JackLuminous, a member over at TheGreenButton.com has a very interesting plugin that has been around for a bit now. It started out as a personal project, but once it was released to the public, it became popular very quickly. I’ll give a quick run down of some of the features I know off hand, then get into screenshots and any new surprises that have come about since I last tried it.
First, I have to say that I had to test this a little differently than other plugins because Video Library requires write access to your movie directories. Video Library automatically fetches video information (metadata) and places it in a .metadata folder. I don’t allow write access to my video directories, so I had to use Robocopy to create a complete replica of my video directory structure, complete with 0 byte files. In short, it looks exactly like my video server share, but nothing works…they’re all just empty files. Video Library won’t know the difference, however, since it is only going to be looking at file names.
Also, Video Library was intented to be used like I originally had my videos stored – all thrown in one big directory (except for TV series). In order for Video Library to work with a folder-based movie structure, a VIDEO_TS folder has to be present in each movie folder. Since I’m only going to be showing a few screen shots and testing functionality, I’m only going to do this for a few movies. They’ll be detected correctly, as far as I know, but that VIDEO_TS folder has to be present for playback.
Aside from that, Video Library is just another library plugin for TV and movies. It looks great, works well and is, for the most part, entirely automated. Let’s take a look…
I downloaded the 64-bit v1.25 and installed. The installer is only about 2MB and installation is a snap. I started up Media Center and went to locate the new application icon. I didn’t find one on the main menu, but I suspect that this is because I have so many plugins installed already. A quick look in the Program Library found it.
Video Library requires some config file editing in order to work correctly (unless you have your videos stored in the default Media Center locations already, in which you should be set), so I closed out Media Center and browsed over to C:\ProgramData\VideoLibrary and found the VideoLibrary.dll.config file. The config file was very bare in comparison to my memory. I’m guessing that most of the settings are either included in the application by default now, or they’re left up to you to enter, if needed. It didn’t really matter to me at this point, so I’m just going to make one change – the value of “WatchedFolders”.
<?xml version=”1.0″ encoding=”utf-8″ ?>
<add key=”CombineDuplicateFolders” value=”true” />
<add key=”WatchedFolders” value=”X:\Videos\” />
That should do it. I restart Media Center, activate Video Library once again and let it start scanning my directories.
Everything appears to be working correctly, so I browse directly to my TV series folder since I know Video Library should be able to handle that the easiest.
Looks nice. Video Library uses fan art by default, whereas most of the other plugins use either poster or banner views. Fan art is not my preference, but it still looks very good. Selecting a series brings me to a display of the available seasons for that series.

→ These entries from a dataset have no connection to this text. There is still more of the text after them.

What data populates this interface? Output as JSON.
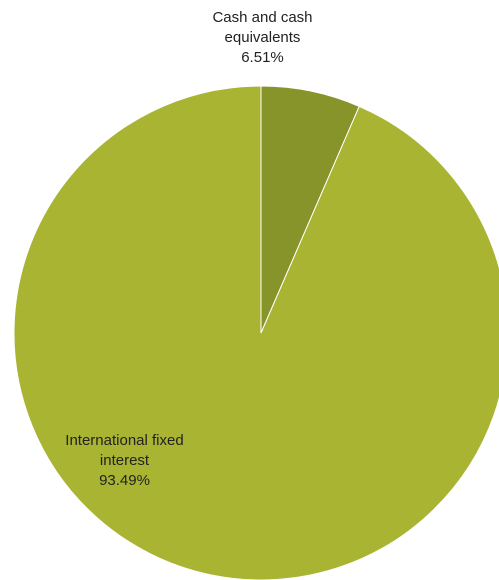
{
  "chart_data": {
    "type": "pie",
    "slices": [
      {
        "name": "Cash and cash equivalents",
        "value": 6.51,
        "label": "6.51%",
        "color": "#86942a"
      },
      {
        "name": "International fixed interest",
        "value": 93.49,
        "label": "93.49%",
        "color": "#a9b433"
      }
    ],
    "start_angle": "12 o'clock",
    "direction": "clockwise",
    "legend": "none",
    "labels": [
      {
        "name_lines": [
          "Cash and cash",
          "equivalents"
        ],
        "value": "6.51%"
      },
      {
        "name_lines": [
          "International fixed",
          "interest"
        ],
        "value": "93.49%"
      }
    ]
  }
}
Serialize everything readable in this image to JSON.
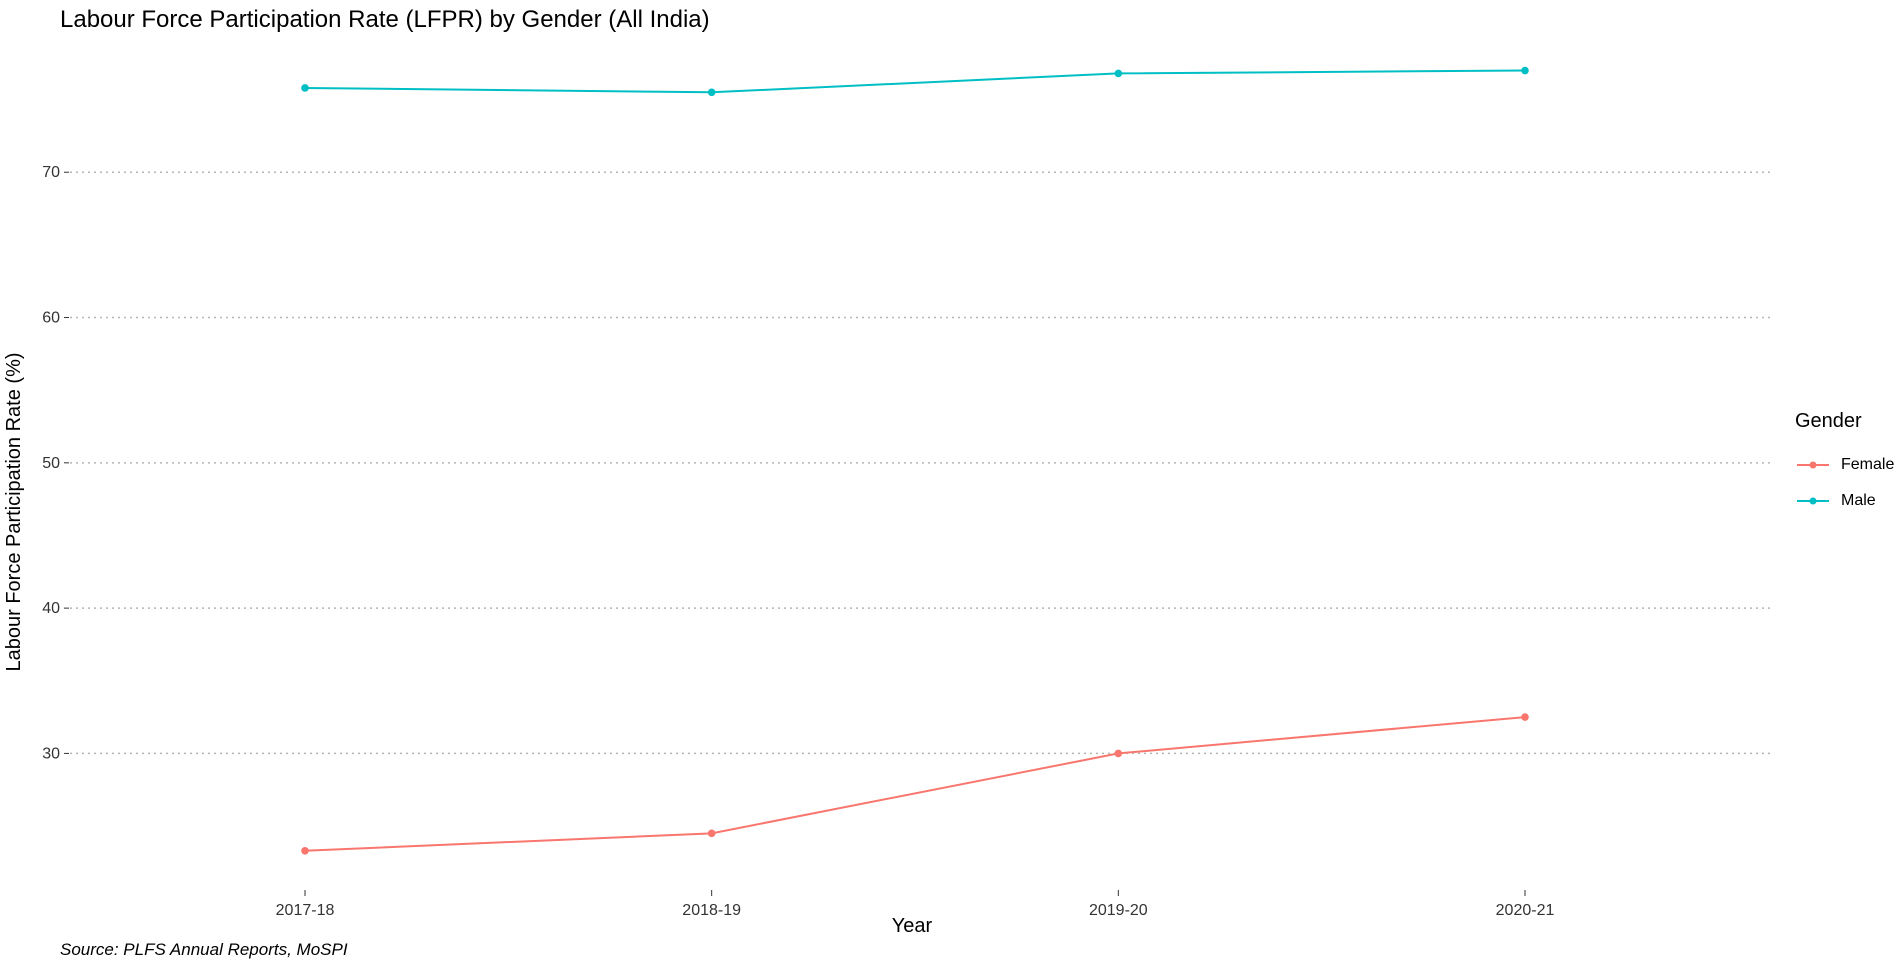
{
  "chart_data": {
    "type": "line",
    "title": "Labour Force Participation Rate (LFPR) by Gender (All India)",
    "caption": "Source: PLFS Annual Reports, MoSPI",
    "xlabel": "Year",
    "ylabel": "Labour Force Participation Rate (%)",
    "categories": [
      "2017-18",
      "2018-19",
      "2019-20",
      "2020-21"
    ],
    "y_ticks": [
      30,
      40,
      50,
      60,
      70
    ],
    "ylim": [
      20.6,
      79.1
    ],
    "grid": "horizontal dotted major gridlines",
    "legend_title": "Gender",
    "legend_position": "right",
    "series": [
      {
        "name": "Female",
        "color": "#F8766D",
        "values": [
          23.3,
          24.5,
          30.0,
          32.5
        ]
      },
      {
        "name": "Male",
        "color": "#00BFC4",
        "values": [
          75.8,
          75.5,
          76.8,
          77.0
        ]
      }
    ]
  }
}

Selecting a season brings me to the season synopsis screen where I’m presented with displayed metadata and a few options for playback. The ability to play a random episode is very nice – as is the “Watch Series” option. I choose to browse episodes and am greeted with my list of available seasons.
I drill down into one of my seasons and watch as Video Library starts fetching episode thumbs and respective metadata.
There is also an individual episode info screen. Very nice!
I waited a bit for it to complete downloading everything and it never really did, but I also realize that this is the first run and I have a very large collection. Despite the multiple threads Video Library uses to fetch with, it’s still going to take a long time to get everything. For smaller collections, this would be relatively painless.
Next, I decide to see how the movie side of things operates. I browse back to my root directory and find that no metadata has been retrieved as of yet. I’m pretty sure this has to do with my folder-based structure, so I start entering directories to see what happens.
Once selecting the movie, you are presented with the recognizable (from TV series) movie info screen.
Video Library will also allow you to initiate a lookup for titles from TheMovieDB.org that are not automatically fetched. The example I have is strictly due to my folder name (I have the original and new 3:10 to Yuma, so I had to name accordingly), so it’s not Video Library’s fault.
I do like the fact that it will let me play the movie even though I was unable to fetch data for it. This can easily be done by manually editing the XML file, but that’s for another time and another place.
That’s really about if for Video Library, without getting into all the XML editing that results in more display options (thumbnail, poster and banner views, etc.). Video Library does appear to run much faster when videos reside on the local system. I recall it being much slower when I used it live over my network. I’m sure it has still improved for network shares though.
All in all, it’s a very good plugin. It does rely on some pretty specific folder/file naming conventions in order to work properly, but if you have time and patience, you can easily get it working with some XML editing. I don’t find it very good for overly large collections as it doesn’t put enough up on the screen at once to make browsing quicker, but that may be a personal preference also. Less is more for some. I’d say Video Library may be the perfect plugin if you name your videos correctly and have them all just thrown in one directory (TV series being the exception). It’s definitely worth a serious look and it’s being improved upon daily. Check it out!